Simone und Claus lieben sich, haben beide Kinder aus früheren Ehen. Am Anfang war Leichtigkeit, heute scheint das Glück oft unerreichbar.

„Patchwork ist kein Honiglecken. Aber die Familie ist das Wichtigste auf der Welt für uns. Ich hoffe, wir schaffen es.“
„Patchwork ist kein Honiglecken. Aber die Familie ist das Wichtigste auf der Welt für uns. Ich hoffe, wir schaffen es.“

Ein Neuanfang Ende 30. Die Kinder zwar noch klein, die Ehe aber oft unerträglich. "Als ich mich 2008 von meinem ersten Mann getrennt habe, war das für uns alle bestimmt nicht immer ganz einfach", erzählt Simone, die heute 51 Jahre alt ist. "Mein Ex und ich hatten uns sehr jung kennengelernt, früh unsere drei Wunschkinder bekommen. Aber irgendwann haben wir beide uns menschlich einfach in verschiedene Richtungen entwickelt." Simone bleibt mit den Kindern im Reihenhaus, "ich habe mich gut auf die drei konzentrieren und darauf achten können, dass es ihnen gut geht. Wir waren sehr, sehr eng miteinander. Sie haben den Umbruch damals gut verkraftet und sind heute tolle junge Erwachsene."

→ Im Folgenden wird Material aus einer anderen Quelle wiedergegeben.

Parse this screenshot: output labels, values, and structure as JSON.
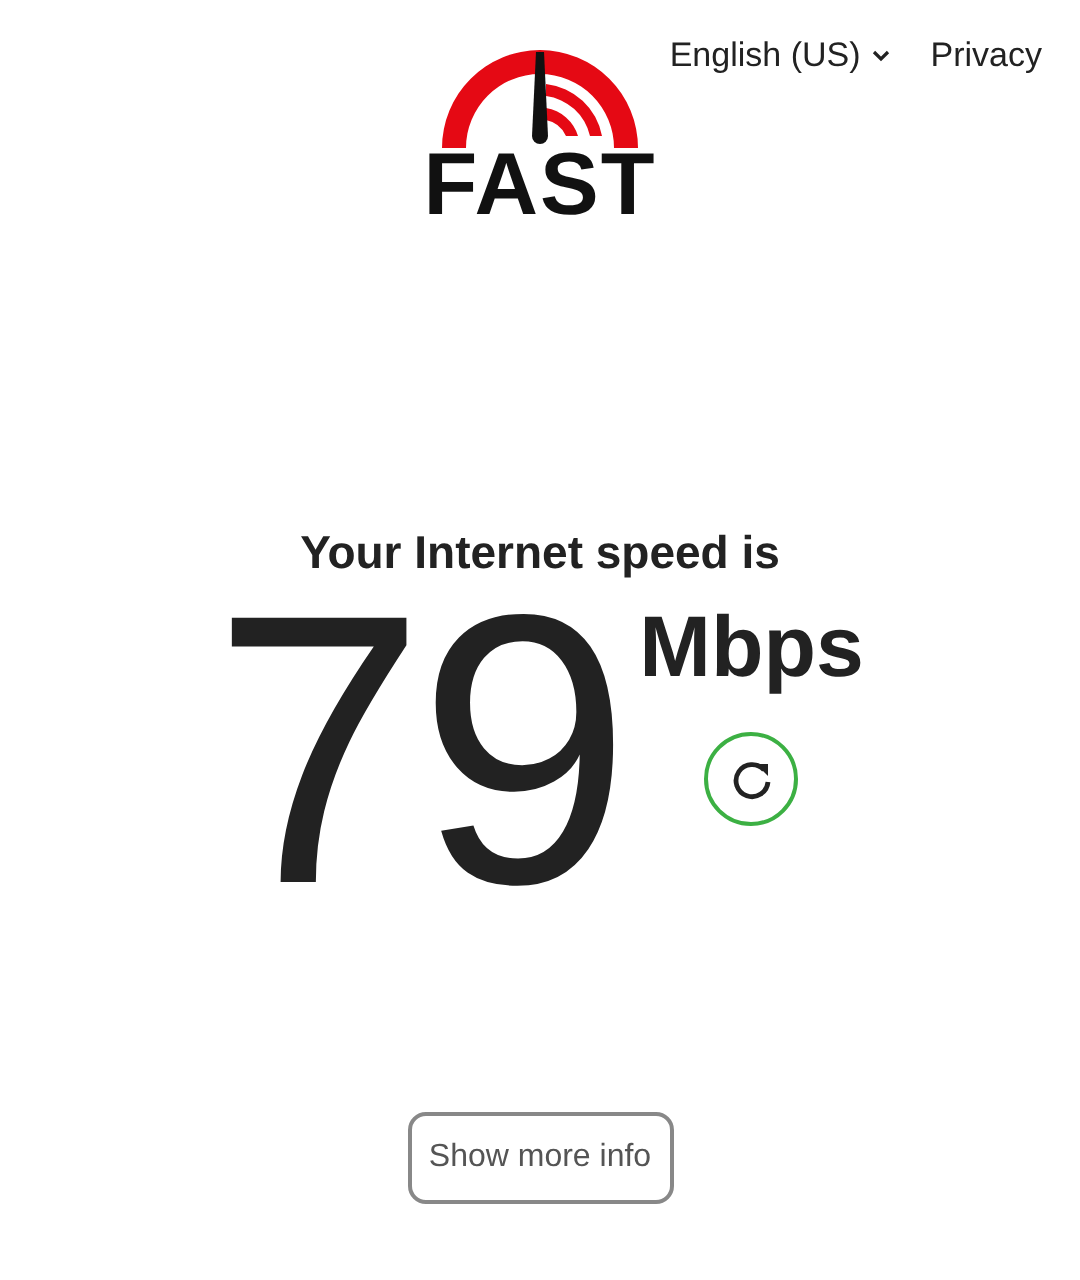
{
  "header": {
    "logo": {
      "text": "FAST"
    },
    "nav": [
      {
        "kind": "dropdown",
        "label": "English (US)"
      },
      {
        "kind": "link",
        "label": "Privacy"
      }
    ]
  },
  "result": {
    "heading": "Your Internet speed is",
    "speed": "79",
    "unit": "Mbps"
  },
  "more_info_button": {
    "label": "Show more info"
  }
}
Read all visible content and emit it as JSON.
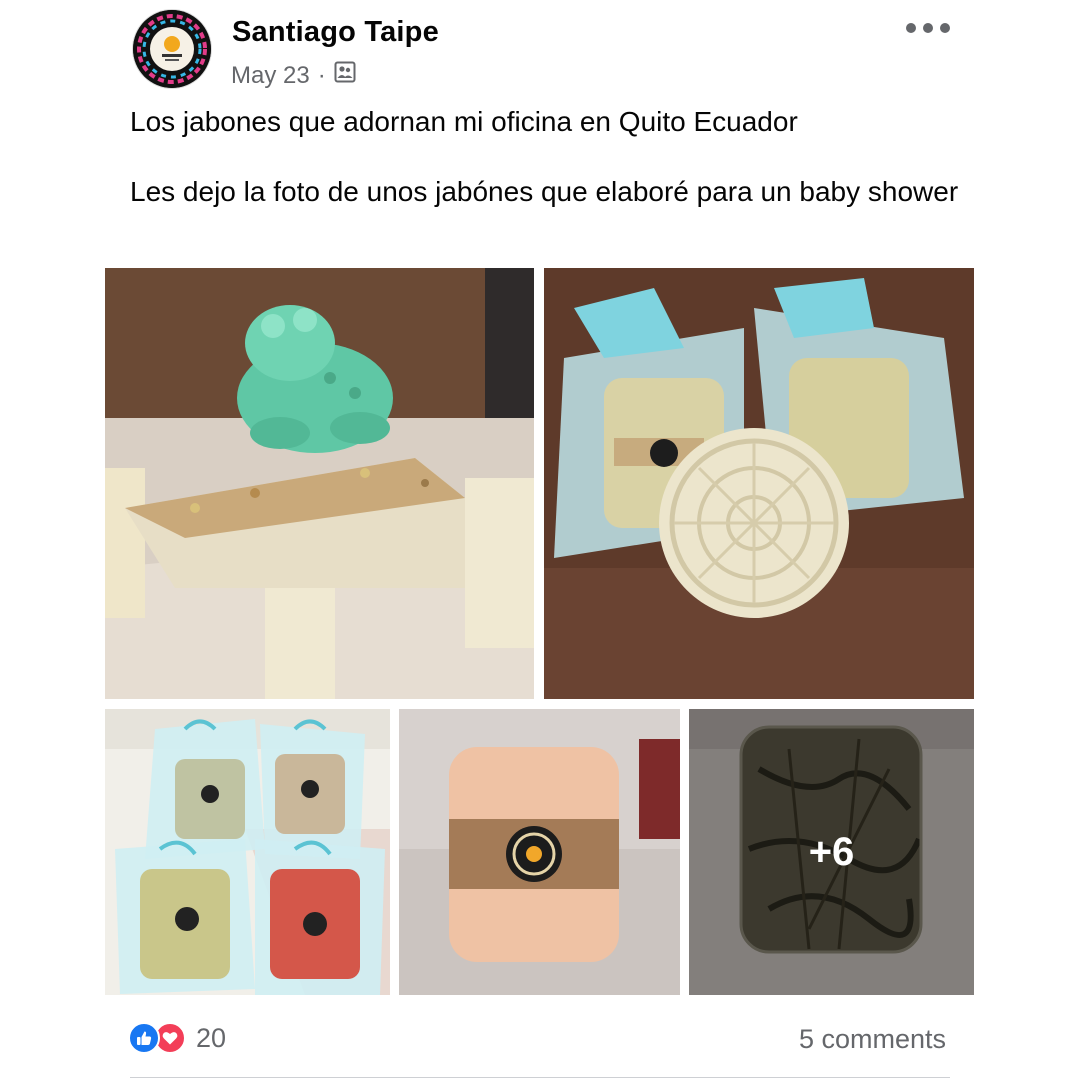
{
  "post": {
    "author": "Santiago Taipe",
    "date": "May 23",
    "separator": "·",
    "audience_icon": "friends-album-icon",
    "more_icon": "more-horizontal-icon",
    "text_line1": "Los jabones que adornan mi oficina en Quito Ecuador",
    "text_line2": "Les dejo la foto de unos jabónes que elaboré para un baby shower",
    "photos": [
      {
        "subject": "frog soap on chamomile soap block"
      },
      {
        "subject": "soaps in blue organza bags with round embossed soap"
      },
      {
        "subject": "four soaps in blue organza bags"
      },
      {
        "subject": "cream soap bar with brown label band"
      },
      {
        "subject": "clear soap with dried herbs",
        "more_count": "+6"
      }
    ],
    "reactions": {
      "icons": [
        "like-icon",
        "love-icon"
      ],
      "count": "20"
    },
    "comments_label": "5 comments"
  },
  "colors": {
    "text_primary": "#050505",
    "text_secondary": "#65676b",
    "like_blue": "#1877f2",
    "love_red": "#f33e58",
    "divider": "#ced0d4"
  }
}
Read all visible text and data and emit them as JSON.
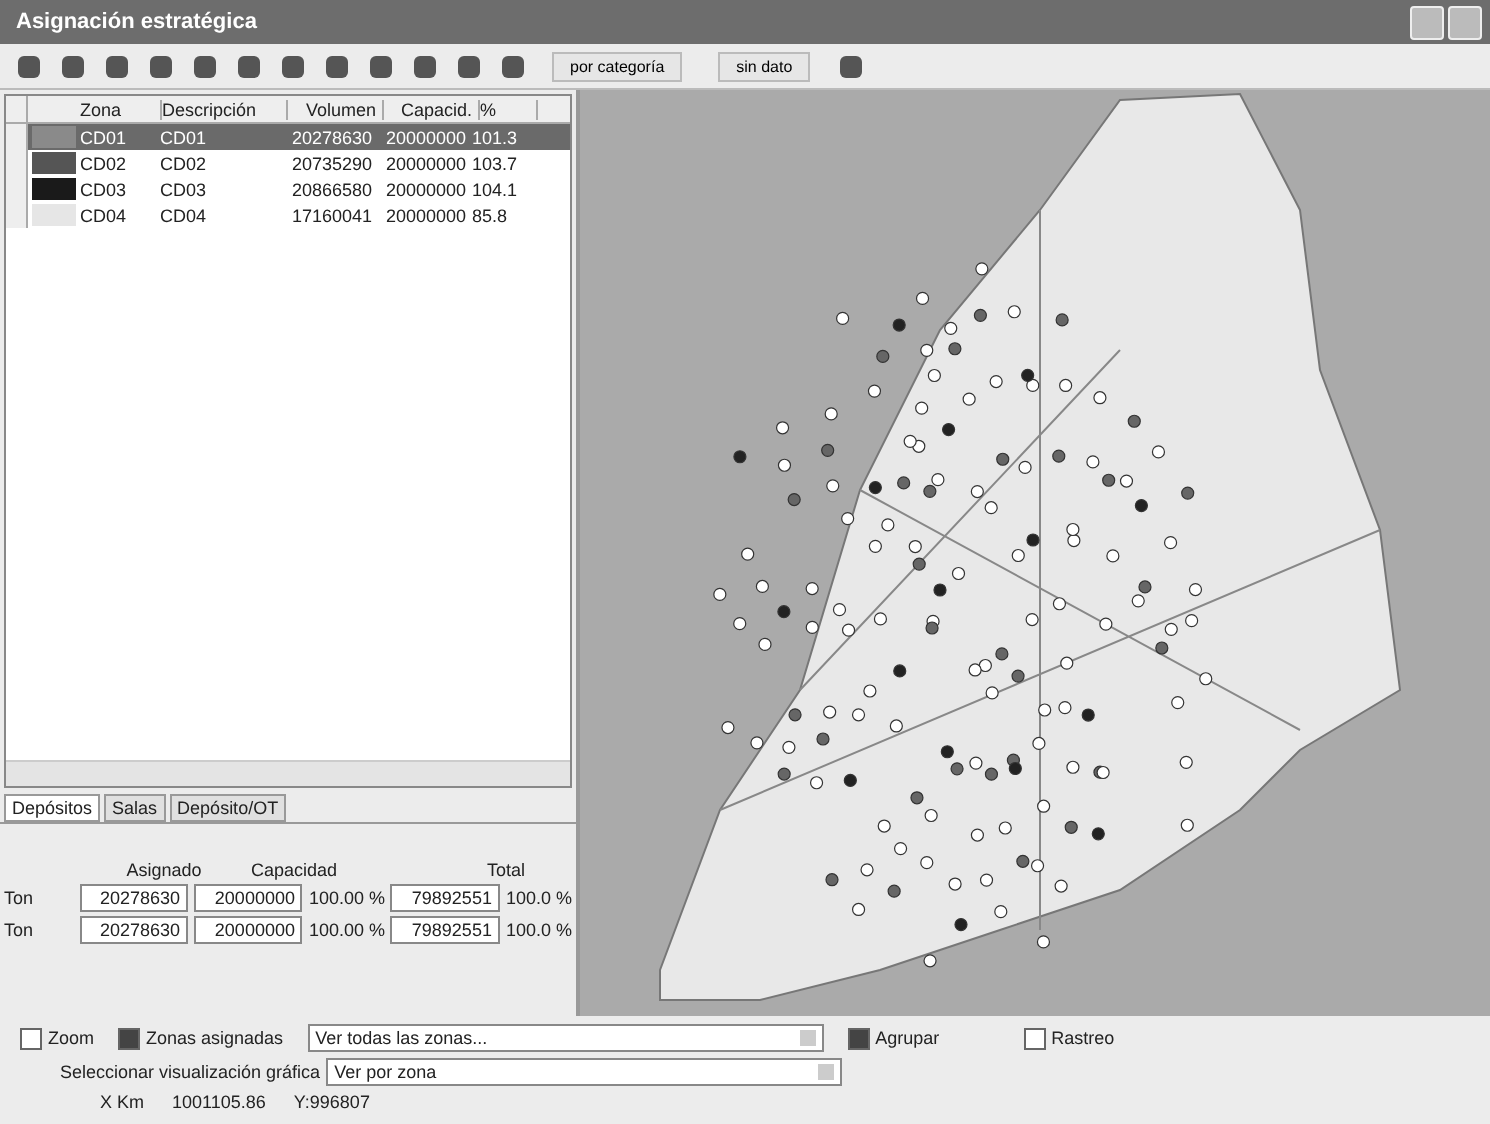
{
  "window": {
    "title": "Asignación estratégica"
  },
  "toolbar": {
    "category_button": "por categoría",
    "nodata_button": "sin dato"
  },
  "table": {
    "columns": [
      "Zona",
      "Descripción",
      "Volumen",
      "Capacid.",
      "%"
    ],
    "rows": [
      {
        "color": "#8a8a8a",
        "cells": [
          "CD01",
          "CD01",
          "20278630",
          "20000000",
          "101.3"
        ],
        "selected": true
      },
      {
        "color": "#555555",
        "cells": [
          "CD02",
          "CD02",
          "20735290",
          "20000000",
          "103.7"
        ],
        "selected": false
      },
      {
        "color": "#1a1a1a",
        "cells": [
          "CD03",
          "CD03",
          "20866580",
          "20000000",
          "104.1"
        ],
        "selected": false
      },
      {
        "color": "#e6e6e6",
        "cells": [
          "CD04",
          "CD04",
          "17160041",
          "20000000",
          "85.8"
        ],
        "selected": false
      }
    ]
  },
  "tabs": [
    {
      "label": "Depósitos",
      "selected": true
    },
    {
      "label": "Salas",
      "selected": false
    },
    {
      "label": "Depósito/OT",
      "selected": false
    }
  ],
  "summary": {
    "headers": [
      "Asignado",
      "Capacidad",
      "Total"
    ],
    "rows": [
      {
        "unit": "Ton",
        "assigned": "20278630",
        "capacity": "20000000",
        "pct": "100.00 %",
        "total": "79892551",
        "total_pct": "100.0 %"
      },
      {
        "unit": "Ton",
        "assigned": "20278630",
        "capacity": "20000000",
        "pct": "100.00 %",
        "total": "79892551",
        "total_pct": "100.0 %"
      }
    ]
  },
  "options": {
    "zoom": {
      "label": "Zoom",
      "checked": false
    },
    "assigned": {
      "label": "Zonas asignadas",
      "checked": true,
      "value": "Ver todas las zonas..."
    },
    "group": {
      "label": "Agrupar",
      "checked": true
    },
    "trace": {
      "label": "Rastreo",
      "checked": false
    },
    "view": {
      "label": "Seleccionar visualización gráfica",
      "value": "Ver por zona"
    }
  },
  "status": {
    "x_label": "X Km",
    "x_value": "1001105.86",
    "y_value": "Y:996807"
  }
}
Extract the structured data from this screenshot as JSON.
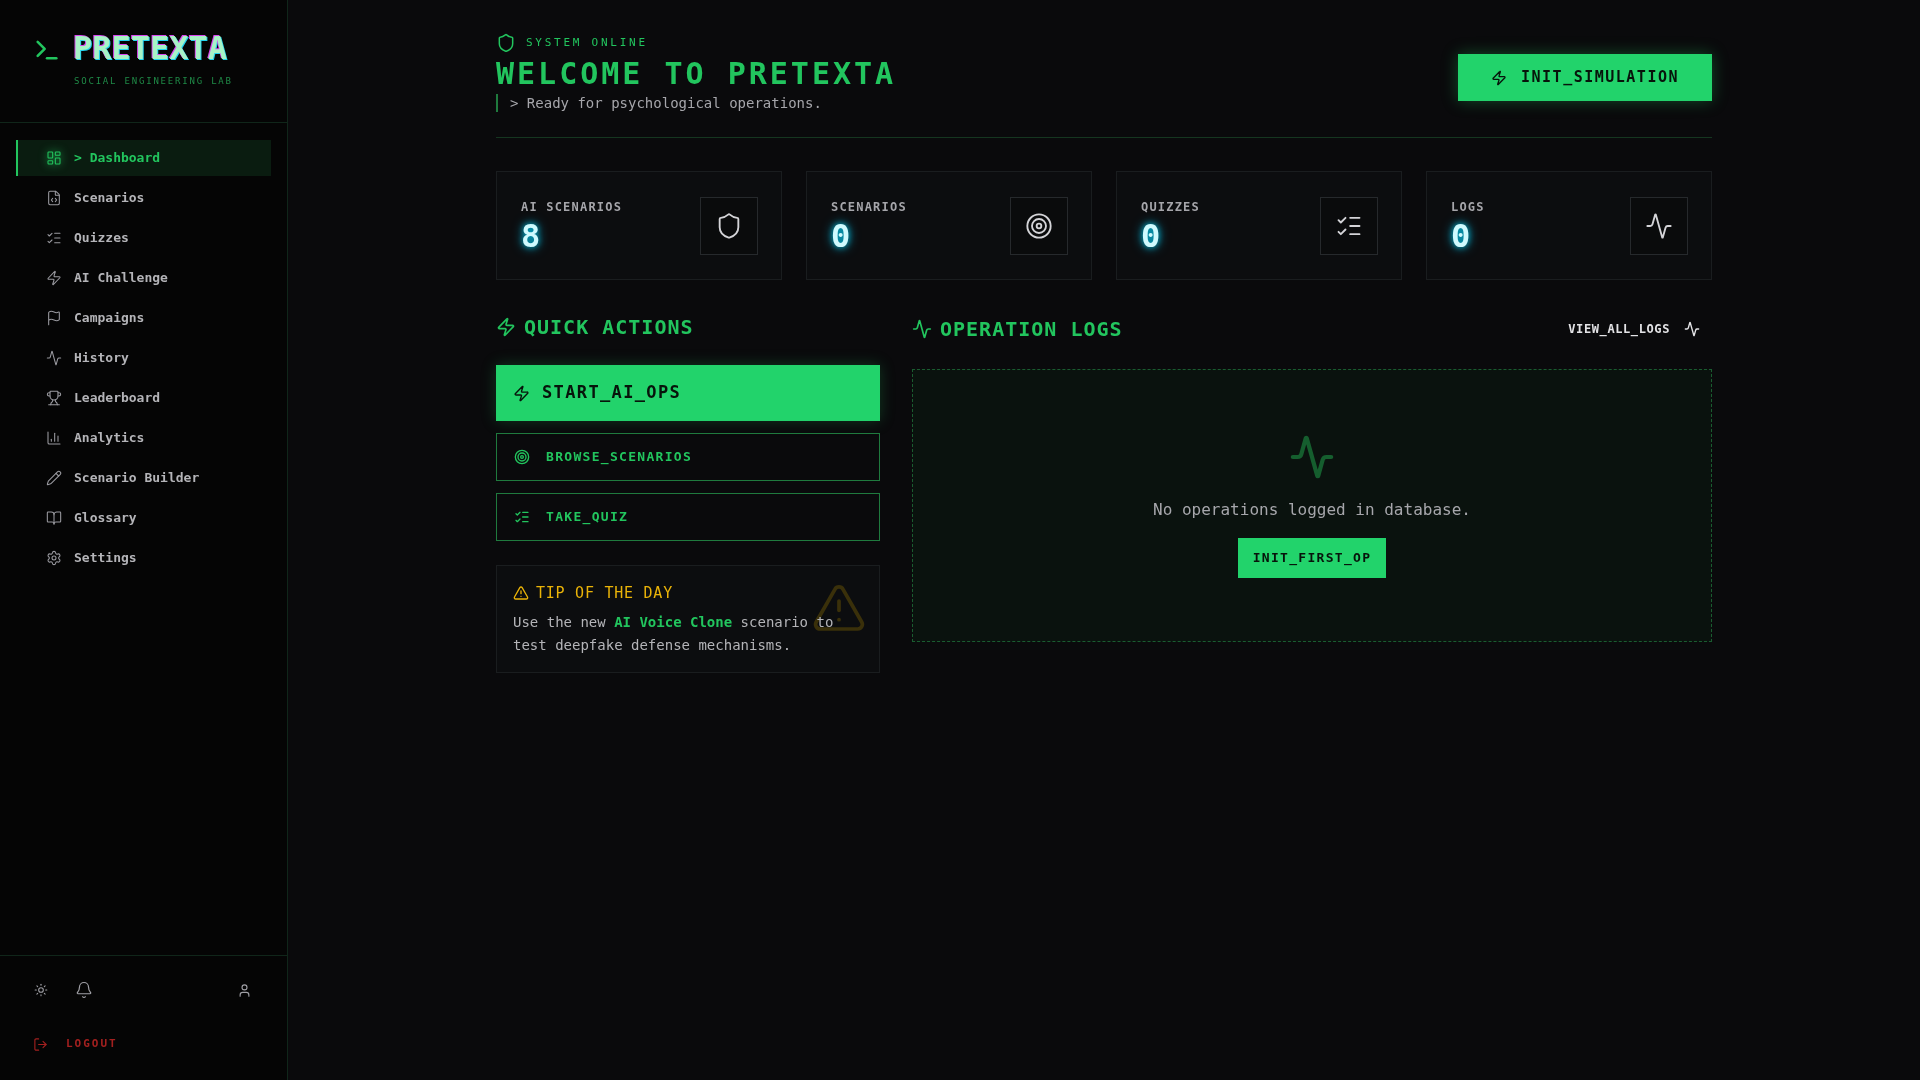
{
  "sidebar": {
    "logo": {
      "title": "PRETEXTA",
      "subtitle": "SOCIAL ENGINEERING LAB"
    },
    "nav_items": [
      {
        "label": "> Dashboard",
        "selected": true
      },
      {
        "label": "Scenarios",
        "selected": false
      },
      {
        "label": "Quizzes",
        "selected": false
      },
      {
        "label": "AI Challenge",
        "selected": false
      },
      {
        "label": "Campaigns",
        "selected": false
      },
      {
        "label": "History",
        "selected": false
      },
      {
        "label": "Leaderboard",
        "selected": false
      },
      {
        "label": "Analytics",
        "selected": false
      },
      {
        "label": "Scenario Builder",
        "selected": false
      },
      {
        "label": "Glossary",
        "selected": false
      },
      {
        "label": "Settings",
        "selected": false
      }
    ],
    "logout": {
      "label": "LOGOUT"
    }
  },
  "header": {
    "status": "SYSTEM ONLINE",
    "title": "WELCOME TO PRETEXTA",
    "subtitle": "> Ready for psychological operations.",
    "action_button": "INIT_SIMULATION"
  },
  "stats": [
    {
      "label": "AI SCENARIOS",
      "value": "8"
    },
    {
      "label": "SCENARIOS",
      "value": "0"
    },
    {
      "label": "QUIZZES",
      "value": "0"
    },
    {
      "label": "LOGS",
      "value": "0"
    }
  ],
  "quick_actions": {
    "title": "QUICK ACTIONS",
    "buttons": [
      {
        "label": "START_AI_OPS",
        "kind": "primary"
      },
      {
        "label": "BROWSE_SCENARIOS",
        "kind": "outline"
      },
      {
        "label": "TAKE_QUIZ",
        "kind": "outline"
      }
    ]
  },
  "tip": {
    "title": "TIP OF THE DAY",
    "text": "Use the new **AI Voice Clone** scenario to test deepfake defense mechanisms."
  },
  "operation_logs": {
    "title": "OPERATION LOGS",
    "link": "VIEW_ALL_LOGS",
    "empty_message": "No operations logged in database.",
    "empty_button": "INIT_FIRST_OP"
  }
}
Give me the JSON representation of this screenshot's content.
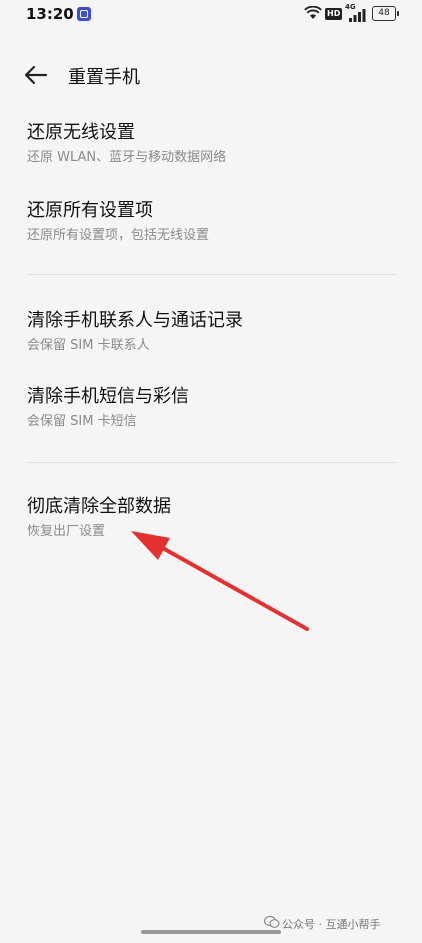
{
  "status_bar": {
    "time": "13:20",
    "network": "HD",
    "signal_type": "4G",
    "battery": "48"
  },
  "header": {
    "title": "重置手机",
    "back_icon": "arrow-left-icon"
  },
  "items": [
    {
      "title": "还原无线设置",
      "subtitle": "还原 WLAN、蓝牙与移动数据网络"
    },
    {
      "title": "还原所有设置项",
      "subtitle": "还原所有设置项，包括无线设置"
    },
    {
      "title": "清除手机联系人与通话记录",
      "subtitle": "会保留 SIM 卡联系人"
    },
    {
      "title": "清除手机短信与彩信",
      "subtitle": "会保留 SIM 卡短信"
    },
    {
      "title": "彻底清除全部数据",
      "subtitle": "恢复出厂设置"
    }
  ],
  "watermark": "公众号 · 互通小帮手",
  "colors": {
    "background": "#f5f5f5",
    "annotation_arrow": "#e53030",
    "subtitle": "#8a8a8a"
  }
}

2008 trennt sich auch Claus von seiner Frau, mit der er zwei noch sehr kleine Kinder hat. Hier klappt nicht alles so reibungslos, weil seine Ex sich nicht scheiden lassen will.

Fünf Jahre später lernen Claus und Simone einander kennen, verlieben sich, wollen ein Leben zusammen. "Es hat von Anfang an super gepasst mit uns, wir waren sehr glücklich", erzählt Simone.

Aber eigentlich begannen da schon die Probleme. Wo ist gemeinsam für alle Platz? Soll Claus zu uns ziehen? Was machen wir, wenn seine Kinder am Wochenende da sind?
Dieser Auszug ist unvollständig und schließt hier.